Nationalizing Transnational Health Initiatives: Hybrid Health Care in 20th-Century Guatemala

Saturday, January 7, 2017: 8:30 AM
Room 201 (Colorado Convention Center)
David Carey Jr., Loyola University Maryland
The influence of its European and U.S. progenitors notwithstanding, transnational humanitarianism often reflected the national race, gender, and class relations where it was implemented. Interpreted through the lens of their ideas about science and distinct approaches to public health in their countries, Guatemalan medical professionals’ approaches to health care offer a window into the ways Latin Americans applied transnational humanitarian overtures. During the first half of the twentieth century, Guatemalan authorities’ strategies ranged from improving hygiene (particularly among the poor and indigenous people) and compelling midwives to undergo formal training to deploying eugenics and instituting measures to reduce syphilis, tuberculosis, and malaria. Revealing the ambiguity that marked many transnational influences, as much as elites and officials deployed and distorted biomedicine to support national goals, at times local indigenous approaches to health care shaped the thinking of medical professions and biomedical health care in the nation more broadly.

Because transnational humanitarian approaches to public health generally ignored or discounted indigenous health care practices and knowledge, such programs often resulted in increased persecution of traditional healers. By first redefining curanderismo and brujeria (charlatanism and witchcraft respectively) and then criminalizing their practitioners for putting patients at risk by not adhering to biomedicine, authorities marginalized the broad range of services provided by empirical health care practitioners, effectively reducing health care options for large swaths of the population.

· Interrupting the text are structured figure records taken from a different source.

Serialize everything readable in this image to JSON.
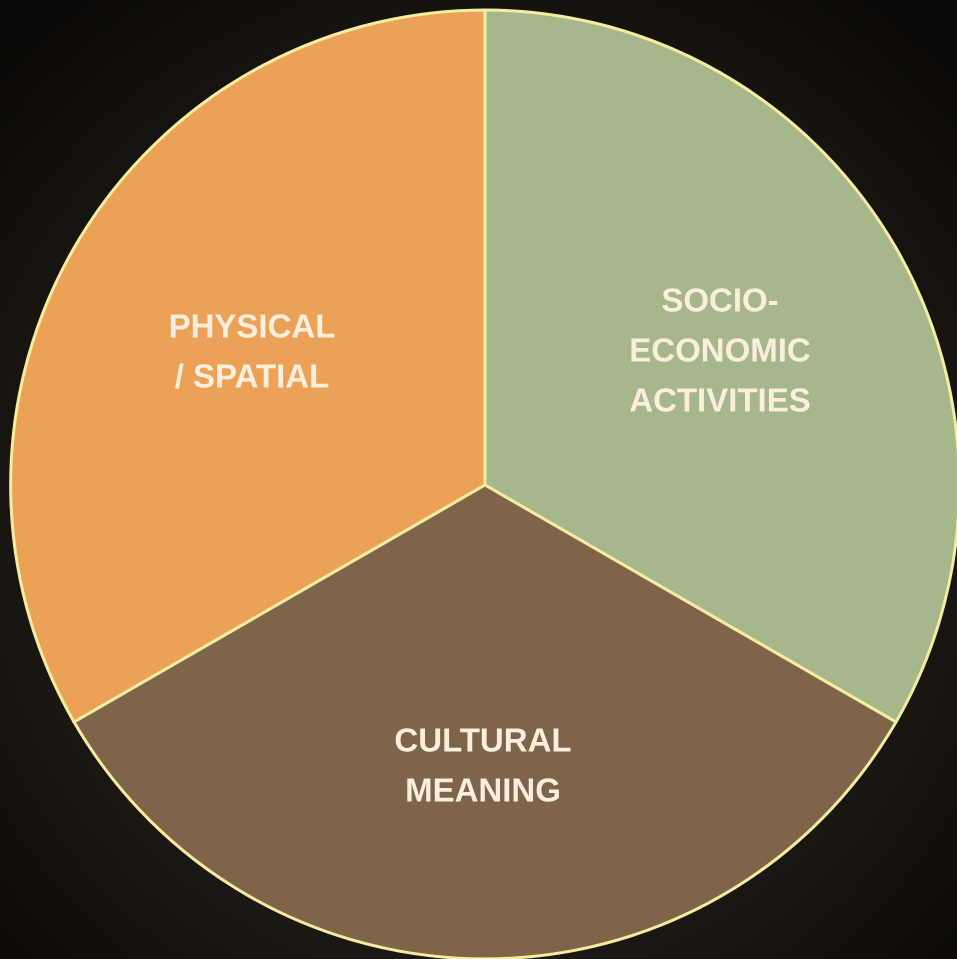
{
  "segments": [
    {
      "label_lines": [
        "PHYSICAL",
        "/ SPATIAL"
      ]
    },
    {
      "label_lines": [
        "SOCIO-",
        "ECONOMIC",
        "ACTIVITIES"
      ]
    },
    {
      "label_lines": [
        "CULTURAL",
        "MEANING"
      ]
    }
  ]
}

Intended to protect people from illness, hygiene and sanitation campaigns too often did quite the opposite. Suggesting transnational humanitarian efforts often did little to address the underlying structural conditions such as poverty, racism, and sexism that undermined many Guatemalans’ well being, improved public health in some areas contrasted starkly with anemic responses in others that exacerbated the vulnerability of already disenfranchised populations.